Examples of good practice
In my research, prior meetings with teachers indicated that questionnaires for the younger children should be very simple and not include open questions, since at this stage they were able to read but still struggled with their writing skills. For the questionnaires for the younger children, each page included one question visually aided by drawings. Open questions included on the 4th year questionnaires were excluded from the 1st year's. In the case of 1st year children, the teacher explained the task and read the questions out loud, waiting for everyone to answer. It was difficult to keep them from shouting their answers and making side comments, but overall they seemed to be concerned that their answers were not copied - they warned each other not to do that. For group interviews, the children, particularly the younger ones, were very enthusiastic and keen to talk about cartoons, but some fourth-grade groups were slightly reluctant and made clear attempts to distance themselves from a genre they said was for younger children - stressing that they did not see cartoons, and that they watched other programmes like sports or soap-operas; or even refusing to comment at all on the clips shown, like the afternoon group of girls. From these reactions it seemed that to ask them to expose themselves in front of an adult and their peers by displaying any knowledge of, and thus admitting watching, the genre raised questions of status. Thus, I opted to use different task-oriented research techniques that would allow different ways of contributing. By asking the children to create and criticise a cartoon the emphasis was not on their viewing habits but on their creative competencies. (Sofia Leitão, Portugal)

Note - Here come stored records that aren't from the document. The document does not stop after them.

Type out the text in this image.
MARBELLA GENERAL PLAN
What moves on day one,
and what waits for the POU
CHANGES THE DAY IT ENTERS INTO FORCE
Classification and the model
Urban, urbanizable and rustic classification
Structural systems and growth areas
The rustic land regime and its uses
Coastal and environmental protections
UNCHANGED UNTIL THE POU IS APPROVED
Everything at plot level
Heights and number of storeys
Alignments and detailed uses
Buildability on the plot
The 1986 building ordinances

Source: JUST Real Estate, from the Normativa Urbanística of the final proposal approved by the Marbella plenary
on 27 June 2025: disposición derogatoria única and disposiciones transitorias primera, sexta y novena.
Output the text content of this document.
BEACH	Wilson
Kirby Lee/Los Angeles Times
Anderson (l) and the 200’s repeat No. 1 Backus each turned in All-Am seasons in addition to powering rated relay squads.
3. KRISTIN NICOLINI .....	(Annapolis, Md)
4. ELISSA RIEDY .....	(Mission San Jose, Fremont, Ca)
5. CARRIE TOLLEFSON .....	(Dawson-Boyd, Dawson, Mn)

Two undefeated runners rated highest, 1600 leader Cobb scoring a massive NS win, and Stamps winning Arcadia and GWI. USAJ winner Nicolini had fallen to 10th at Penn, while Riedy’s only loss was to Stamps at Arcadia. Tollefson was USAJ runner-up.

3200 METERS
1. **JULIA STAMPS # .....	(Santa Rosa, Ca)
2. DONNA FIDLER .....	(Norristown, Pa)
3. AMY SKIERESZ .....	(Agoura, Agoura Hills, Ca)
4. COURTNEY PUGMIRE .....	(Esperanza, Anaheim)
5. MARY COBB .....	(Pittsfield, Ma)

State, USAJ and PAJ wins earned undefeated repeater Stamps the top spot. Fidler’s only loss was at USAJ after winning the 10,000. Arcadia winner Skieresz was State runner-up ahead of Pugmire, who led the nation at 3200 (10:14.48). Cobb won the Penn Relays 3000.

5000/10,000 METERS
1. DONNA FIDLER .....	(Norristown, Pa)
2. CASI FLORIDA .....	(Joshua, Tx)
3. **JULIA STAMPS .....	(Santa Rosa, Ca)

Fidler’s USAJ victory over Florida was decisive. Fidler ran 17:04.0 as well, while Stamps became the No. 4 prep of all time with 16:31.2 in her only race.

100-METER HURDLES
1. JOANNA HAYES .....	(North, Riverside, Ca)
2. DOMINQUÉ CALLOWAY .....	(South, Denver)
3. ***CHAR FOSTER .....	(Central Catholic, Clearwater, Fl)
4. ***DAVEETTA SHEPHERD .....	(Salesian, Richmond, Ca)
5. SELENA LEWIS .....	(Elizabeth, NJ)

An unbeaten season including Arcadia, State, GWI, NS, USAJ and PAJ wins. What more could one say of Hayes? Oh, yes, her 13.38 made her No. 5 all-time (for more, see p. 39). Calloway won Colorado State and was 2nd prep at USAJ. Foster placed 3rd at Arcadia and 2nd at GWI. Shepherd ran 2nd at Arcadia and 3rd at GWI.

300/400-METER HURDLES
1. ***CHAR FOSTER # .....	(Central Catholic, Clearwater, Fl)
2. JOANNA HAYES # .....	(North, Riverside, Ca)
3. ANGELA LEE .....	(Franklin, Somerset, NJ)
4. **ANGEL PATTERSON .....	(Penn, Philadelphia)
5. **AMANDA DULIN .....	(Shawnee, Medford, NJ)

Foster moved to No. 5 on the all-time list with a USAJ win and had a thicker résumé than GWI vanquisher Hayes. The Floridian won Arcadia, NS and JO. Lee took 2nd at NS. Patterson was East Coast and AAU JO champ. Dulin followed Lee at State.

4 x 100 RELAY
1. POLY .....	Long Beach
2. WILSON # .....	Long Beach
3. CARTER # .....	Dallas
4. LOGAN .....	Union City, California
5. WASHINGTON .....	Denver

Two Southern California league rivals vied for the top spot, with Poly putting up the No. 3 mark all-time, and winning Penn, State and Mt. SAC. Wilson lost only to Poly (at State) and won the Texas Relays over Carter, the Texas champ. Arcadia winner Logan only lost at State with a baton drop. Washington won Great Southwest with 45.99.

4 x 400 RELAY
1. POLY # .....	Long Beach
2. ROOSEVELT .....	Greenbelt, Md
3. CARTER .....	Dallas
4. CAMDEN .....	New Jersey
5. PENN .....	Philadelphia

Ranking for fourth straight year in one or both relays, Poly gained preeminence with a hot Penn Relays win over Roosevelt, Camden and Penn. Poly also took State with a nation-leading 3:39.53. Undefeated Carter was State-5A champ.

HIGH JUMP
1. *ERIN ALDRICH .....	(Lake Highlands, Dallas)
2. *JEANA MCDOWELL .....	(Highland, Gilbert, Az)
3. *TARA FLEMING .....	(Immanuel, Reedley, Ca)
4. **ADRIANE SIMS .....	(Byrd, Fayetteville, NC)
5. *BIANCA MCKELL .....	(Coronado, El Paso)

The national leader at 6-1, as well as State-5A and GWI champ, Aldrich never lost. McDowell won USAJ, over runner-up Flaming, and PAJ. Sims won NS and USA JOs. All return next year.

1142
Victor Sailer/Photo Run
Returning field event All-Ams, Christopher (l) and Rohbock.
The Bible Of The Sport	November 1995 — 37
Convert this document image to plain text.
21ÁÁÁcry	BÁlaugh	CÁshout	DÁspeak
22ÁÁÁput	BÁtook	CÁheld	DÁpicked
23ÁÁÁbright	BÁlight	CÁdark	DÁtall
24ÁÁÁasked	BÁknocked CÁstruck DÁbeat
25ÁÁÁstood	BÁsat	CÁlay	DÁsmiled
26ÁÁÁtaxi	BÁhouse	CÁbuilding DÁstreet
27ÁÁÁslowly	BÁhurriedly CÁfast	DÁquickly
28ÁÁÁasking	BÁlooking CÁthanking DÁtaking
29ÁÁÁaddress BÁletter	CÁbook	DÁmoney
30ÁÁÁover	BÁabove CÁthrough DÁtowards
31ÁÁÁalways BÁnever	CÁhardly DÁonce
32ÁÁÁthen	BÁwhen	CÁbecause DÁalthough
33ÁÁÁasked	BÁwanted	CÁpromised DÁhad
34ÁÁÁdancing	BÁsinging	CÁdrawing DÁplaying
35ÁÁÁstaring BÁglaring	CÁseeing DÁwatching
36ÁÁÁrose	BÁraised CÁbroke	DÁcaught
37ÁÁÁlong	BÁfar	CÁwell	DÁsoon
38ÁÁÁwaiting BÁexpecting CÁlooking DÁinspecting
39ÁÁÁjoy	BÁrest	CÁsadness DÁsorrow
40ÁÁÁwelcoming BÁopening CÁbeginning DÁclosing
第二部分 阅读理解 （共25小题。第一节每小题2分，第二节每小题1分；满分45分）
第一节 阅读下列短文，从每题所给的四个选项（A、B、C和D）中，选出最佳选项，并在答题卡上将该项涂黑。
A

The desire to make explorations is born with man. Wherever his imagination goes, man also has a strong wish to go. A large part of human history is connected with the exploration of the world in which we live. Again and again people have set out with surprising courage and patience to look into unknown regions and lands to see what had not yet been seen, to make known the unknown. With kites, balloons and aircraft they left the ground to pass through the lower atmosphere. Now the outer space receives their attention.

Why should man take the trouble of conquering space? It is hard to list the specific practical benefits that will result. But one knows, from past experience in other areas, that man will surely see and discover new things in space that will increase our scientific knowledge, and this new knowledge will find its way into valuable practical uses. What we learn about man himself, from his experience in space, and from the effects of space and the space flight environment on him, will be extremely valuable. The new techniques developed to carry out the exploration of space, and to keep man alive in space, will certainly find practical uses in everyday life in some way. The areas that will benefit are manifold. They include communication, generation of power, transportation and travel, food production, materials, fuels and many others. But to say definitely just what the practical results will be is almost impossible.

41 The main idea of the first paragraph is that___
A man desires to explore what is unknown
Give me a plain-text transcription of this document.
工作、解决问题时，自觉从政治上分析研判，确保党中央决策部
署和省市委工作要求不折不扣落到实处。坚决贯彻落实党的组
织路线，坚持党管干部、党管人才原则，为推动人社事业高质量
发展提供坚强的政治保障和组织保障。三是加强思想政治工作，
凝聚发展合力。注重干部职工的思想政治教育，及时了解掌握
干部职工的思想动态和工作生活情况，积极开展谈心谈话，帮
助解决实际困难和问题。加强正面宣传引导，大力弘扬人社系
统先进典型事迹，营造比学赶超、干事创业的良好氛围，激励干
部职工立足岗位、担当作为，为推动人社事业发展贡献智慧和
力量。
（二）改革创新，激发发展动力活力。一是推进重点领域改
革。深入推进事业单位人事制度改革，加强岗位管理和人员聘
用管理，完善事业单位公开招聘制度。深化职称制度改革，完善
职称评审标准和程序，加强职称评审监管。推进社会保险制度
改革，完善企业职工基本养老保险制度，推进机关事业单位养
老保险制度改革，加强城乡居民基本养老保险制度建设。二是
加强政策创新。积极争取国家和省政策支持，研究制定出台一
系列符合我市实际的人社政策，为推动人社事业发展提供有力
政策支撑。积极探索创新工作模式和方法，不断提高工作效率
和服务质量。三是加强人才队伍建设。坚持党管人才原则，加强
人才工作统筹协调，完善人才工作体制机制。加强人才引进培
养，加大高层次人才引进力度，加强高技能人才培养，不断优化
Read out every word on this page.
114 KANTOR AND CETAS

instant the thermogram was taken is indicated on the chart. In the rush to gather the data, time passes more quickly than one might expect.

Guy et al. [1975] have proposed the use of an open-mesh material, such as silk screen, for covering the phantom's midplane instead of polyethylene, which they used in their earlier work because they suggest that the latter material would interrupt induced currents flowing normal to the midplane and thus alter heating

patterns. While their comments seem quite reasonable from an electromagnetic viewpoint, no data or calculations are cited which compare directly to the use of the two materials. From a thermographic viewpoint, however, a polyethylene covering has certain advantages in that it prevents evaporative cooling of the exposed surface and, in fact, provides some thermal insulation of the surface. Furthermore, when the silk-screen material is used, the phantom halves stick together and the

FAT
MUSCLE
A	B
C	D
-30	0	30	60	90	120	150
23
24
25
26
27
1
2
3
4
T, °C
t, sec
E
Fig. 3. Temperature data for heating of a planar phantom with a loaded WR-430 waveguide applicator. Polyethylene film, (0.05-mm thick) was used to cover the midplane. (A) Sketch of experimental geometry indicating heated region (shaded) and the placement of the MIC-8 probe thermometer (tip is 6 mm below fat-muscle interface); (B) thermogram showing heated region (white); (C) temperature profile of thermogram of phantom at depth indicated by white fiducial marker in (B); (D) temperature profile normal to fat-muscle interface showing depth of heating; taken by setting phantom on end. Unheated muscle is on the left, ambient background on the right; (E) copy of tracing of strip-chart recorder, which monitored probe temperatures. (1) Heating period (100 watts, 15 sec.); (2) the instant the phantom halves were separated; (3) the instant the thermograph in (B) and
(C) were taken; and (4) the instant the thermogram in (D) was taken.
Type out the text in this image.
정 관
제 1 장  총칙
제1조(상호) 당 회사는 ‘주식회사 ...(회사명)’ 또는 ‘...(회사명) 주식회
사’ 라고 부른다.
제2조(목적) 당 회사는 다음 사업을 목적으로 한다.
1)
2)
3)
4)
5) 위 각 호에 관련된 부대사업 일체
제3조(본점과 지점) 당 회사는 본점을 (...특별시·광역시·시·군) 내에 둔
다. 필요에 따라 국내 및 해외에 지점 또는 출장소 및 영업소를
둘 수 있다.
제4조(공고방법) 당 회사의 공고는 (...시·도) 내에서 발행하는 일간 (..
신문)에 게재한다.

While for young children, we asked simple questions about the importance of the internet in their lives (what do you like or not like about it? would you miss it?), older children should not be underestimated. In focus groups with 15-19 year olds, the UK Children Go Online project asked questions such as, "Now that the internet is here and part of your life, what difference would it make if you no longer had access yourself?", "What difference would it make if the internet disappeared altogether? Would things be better or worse?", "Do you think we pay too much attention to computers in our society? Do we overrate the internet and how it can change things?", "What about those left out, those people who don't have internet access? Why might they not have or not want to have internet access?, Do you think they're missing out on something? What consequences does it have for them?"
(Sonia Livingstone, UK)
A researcher's mistake
A common mistake in research where children are involved is to take something which is designed for adults and use it, sometimes in a modified way, sometimes unchanged, to research children. An example of how this can lead to serious errors comes from the long-term research project, 'Children and Television in Iceland' (Broddason, 2003). To measure TV viewing, the research used a diary listing the programmes of the three biggest TV stations in Iceland from Monday to Sunday in the week before the survey. Respondents could indicate whether they had watched a particular programme. Beforehand, the researchers' main concern was whether the kids would have difficulties in remembering what they had watched and understand the format of the diary. As it turned out though, this set-up proved itself very well. An unexpected problem turned up, however, in the form of a painful mistake. The diary was modelled on a diary intended for adults, and so the children's programme (starting at 09:00 on the two biggest channels) on Saturday and Sunday mornings was simply omitted and the diary started at 12:00 noon. Despite countless preparatory meetings where at least a dozen individuals looked at the diary and a small pilot study with young children, this problem was not discovered until after the data had been collected.